Here is more clear:
It's MySQL trying to be confusing.
The difference lies in comparisions. If you did
CODE: SELECT ALL
SELECT username FROM users WHERE username < 'Cheese';
It might return different results based on the encoding. For example, utf8_unicode_ci changes the german "double-s" character (ß) into "ss" for comparison. But the bin variation uses the strings "as they are" with their binary value.
So a better example would be these two queries:
CODE: SELECT ALL
SELECT username FROM users WHERE username < 'ß';
SELECT username FROM users WHERE username < 'ss';
On the utf8_unicode_ci, they should give the same result. They should not give the same result in utf8_bin -- assuming that your colletion of usernames is large enough.
I think this does not means that utf8_unicode_ci is less accurate (well it is but it finds all matches that have to) when comparing. Then I read this:
The utf8_bin collation compares strings based purely on their Unicode codepoint values. If all of the codepoints have the same values, then the strings are equal. However, this falls apart when you have strings with different composition for combining marks (composed vs. decomposed) or characters that are canonically equivalent but don't have the same codepoint value. In some cases, using utf8_bin will result in strings not matching when you expect them to.
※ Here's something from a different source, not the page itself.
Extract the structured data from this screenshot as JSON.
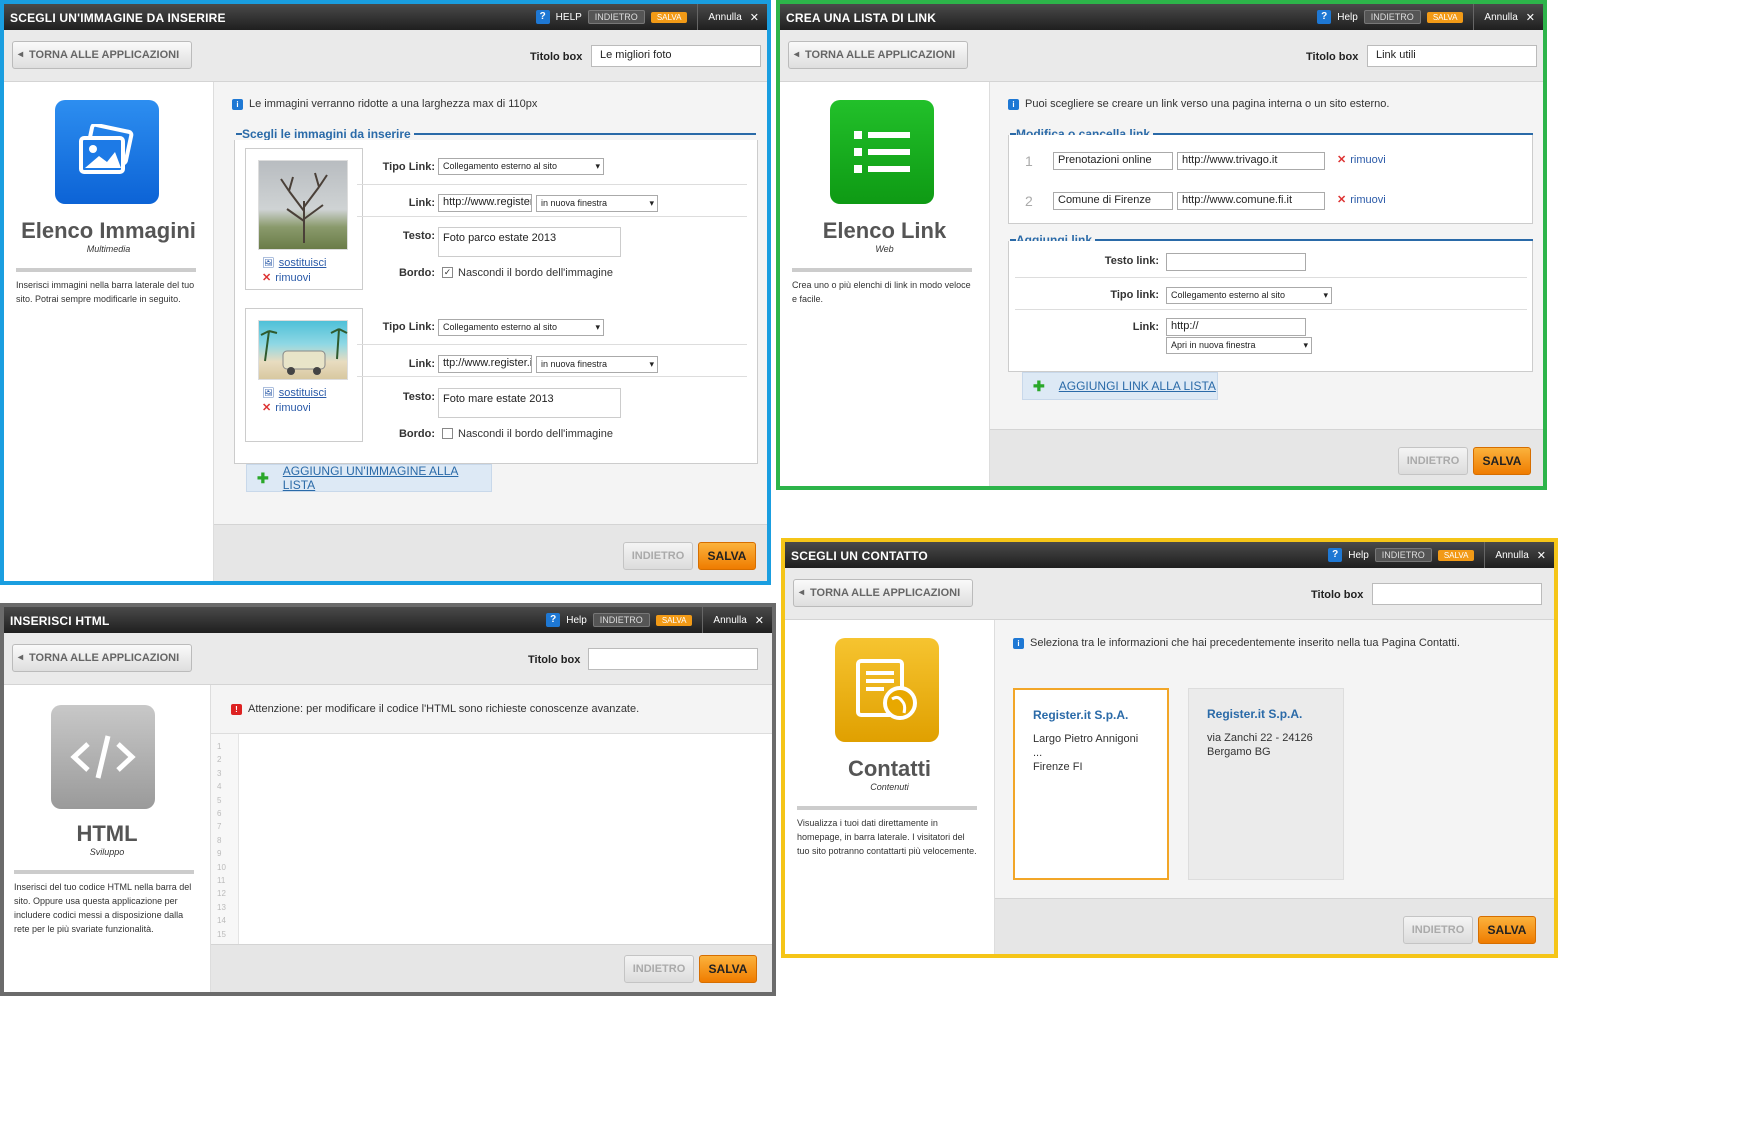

Theoretically, utf8_bin is the fastest because no Unicode normalisation is applied to the strings, but it may not be what you want.
If I undestand it right utf8_unicode_ci will find even more matches than utf8_bin, with utf8_bin two usernames that look the same, will be different for the bin variation so they can coexist.
I'm gonna do some tests with utf8_unicode_ci, to see if it works correctly, and how slow it is.